Highly sensitive equipment is being used, which has detected asymptomatic thyroid abnormalities among a significant number of surveyed children (which would not have been detectable by clinical means). The abnormalities identified in the survey are unlikely to be associated with radiation exposure from the accident and most probably denote the natural occurrence of thyroid abnormalities in children of this age.

The incidence of thyroid cancer in children is the most likely health effect after an accident involving significant releases of radioiodine. Because the reported thyroid doses attributable to the accident were generally low, an increase in childhood thyroid cancer attributable to the accident is unlikely.

The conclusions of the study by Tsuda Toshihide et.al. in Oct 2015 mentions that "An excess of thyroid cancer has been detected by ultrasound among children and adolescents in Fukushima Prefecture within 4 years of the release, and is unlikely to be explained by a screening surge." The locations of nuclear reactors in Japan can be found here.

In conclusion, among those ages 18 years and younger in 2011 in Fukushima Prefecture, approximately 30-fold excesses in external comparisons and variability in internal comparisons on thyroid cancer detection were observed in Fukushima Prefecture within as few as 4 years after the Fukushima power plant accident. The result was unlikely to be fully explained by the screening effect. In Chernobyl, excesses of thyroid cancer became more remarkable 4 or 5 years after the accident in Belarus and Ukraine, so the observed excess alerts us to prepare for more potential cases within a few years.
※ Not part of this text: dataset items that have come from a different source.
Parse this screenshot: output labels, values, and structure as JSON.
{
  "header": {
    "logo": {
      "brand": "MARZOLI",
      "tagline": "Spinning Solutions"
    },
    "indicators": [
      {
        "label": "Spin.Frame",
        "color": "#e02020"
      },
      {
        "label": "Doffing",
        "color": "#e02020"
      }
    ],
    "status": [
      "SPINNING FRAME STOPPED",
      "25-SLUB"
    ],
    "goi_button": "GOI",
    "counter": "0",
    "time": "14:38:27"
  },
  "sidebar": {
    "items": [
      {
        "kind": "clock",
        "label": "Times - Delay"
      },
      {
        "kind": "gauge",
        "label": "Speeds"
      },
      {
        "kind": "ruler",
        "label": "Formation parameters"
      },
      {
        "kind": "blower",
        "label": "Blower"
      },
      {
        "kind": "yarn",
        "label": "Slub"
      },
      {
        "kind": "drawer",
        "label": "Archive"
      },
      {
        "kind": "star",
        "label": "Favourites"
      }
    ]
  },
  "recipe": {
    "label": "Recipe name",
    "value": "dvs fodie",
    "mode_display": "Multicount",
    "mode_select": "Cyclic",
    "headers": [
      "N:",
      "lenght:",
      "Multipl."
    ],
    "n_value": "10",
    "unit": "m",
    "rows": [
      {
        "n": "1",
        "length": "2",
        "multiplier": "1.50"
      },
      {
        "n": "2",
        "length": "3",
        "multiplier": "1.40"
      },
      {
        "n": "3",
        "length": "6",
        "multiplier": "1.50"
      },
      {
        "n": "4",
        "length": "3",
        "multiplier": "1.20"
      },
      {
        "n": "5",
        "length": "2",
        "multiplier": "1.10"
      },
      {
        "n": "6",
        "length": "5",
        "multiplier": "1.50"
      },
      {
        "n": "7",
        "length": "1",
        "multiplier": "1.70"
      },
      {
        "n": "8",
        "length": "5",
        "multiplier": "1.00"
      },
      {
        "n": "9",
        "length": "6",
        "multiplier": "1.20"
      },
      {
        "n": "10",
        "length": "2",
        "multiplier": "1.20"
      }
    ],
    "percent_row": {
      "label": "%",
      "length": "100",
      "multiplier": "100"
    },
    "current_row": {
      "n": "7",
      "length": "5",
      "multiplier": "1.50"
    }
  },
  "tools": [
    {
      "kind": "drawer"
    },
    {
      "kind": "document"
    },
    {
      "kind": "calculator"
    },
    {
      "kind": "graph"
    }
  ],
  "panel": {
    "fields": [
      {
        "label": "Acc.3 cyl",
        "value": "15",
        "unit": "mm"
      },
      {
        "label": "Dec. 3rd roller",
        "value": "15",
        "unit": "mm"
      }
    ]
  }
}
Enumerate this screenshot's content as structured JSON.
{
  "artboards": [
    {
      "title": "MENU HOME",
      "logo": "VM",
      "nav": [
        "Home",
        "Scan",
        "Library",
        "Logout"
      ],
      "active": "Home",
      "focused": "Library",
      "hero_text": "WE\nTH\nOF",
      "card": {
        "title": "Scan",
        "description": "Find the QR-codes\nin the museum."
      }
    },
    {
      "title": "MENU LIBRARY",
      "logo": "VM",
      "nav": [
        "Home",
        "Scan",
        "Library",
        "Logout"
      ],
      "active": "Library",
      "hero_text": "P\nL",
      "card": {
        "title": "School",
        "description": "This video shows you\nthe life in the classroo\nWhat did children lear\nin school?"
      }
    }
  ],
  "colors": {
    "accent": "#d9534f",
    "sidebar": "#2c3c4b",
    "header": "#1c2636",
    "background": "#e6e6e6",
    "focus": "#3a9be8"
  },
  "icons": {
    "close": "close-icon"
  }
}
Exposure doses for residents were higher than the official report or the dose estimation by the World Health Organization, because the number of thyroid cancer cases grew faster than predicted in the World Health Organization’s health assessment report.

Survey Methodology: The Fukushima Prefectural Government had examined 298,577 children under age 18 in 2011 out of a population of 367,687 and surveyed them again in 2014. The children's thyroid gland was examined through the use of ultrasound and the results were that 110 have been diagnosed with or are suspected of having thyroid cancer.

Several limitations for the study mentioned in the question are recorded in the paper by the authors themselves.

Limitation #1: Coverage of the screening program and secondary examination did not include all eligible residents of Fukushima at the time of the 2011 accident. This may induce overestimation in internal comparisons when prevalence of the 2013 fiscal year districts was used as a reference.

Limitation #2: The effect of the length of time elapsed between the accident and timing of screening should be considered further.

Limitation #3: Before the accident, no evidence existed that natural radiation was higher in Fukushima Prefecture than in the rest of Japan.

Experts listed below state several reasons which are skeptical of the conclusions of Tsuda et.al. study.

  1. Per IAEA in August 2015, "The screening has detected asymptomatic thyroid abnormalities — nodules, cysts and cancers — that would have gone undetected if asymptomatic children had been screened using standard equipment. Similar results were obtained when the same screening was carried out on children living far away from the areas affected by the accident."

These factors suggest that the thyroid abnormalities detected in the survey are unlikely to be associated with radiation exposure due to the accident. On the basis of the data made available on indirect measurements of external dose equivalent due to activity in the thyroid, thyroid equivalent doses in children appear to have been low. For the levels of doses reported, increases in thyroid cancer in children would not be attributable to radiation exposure.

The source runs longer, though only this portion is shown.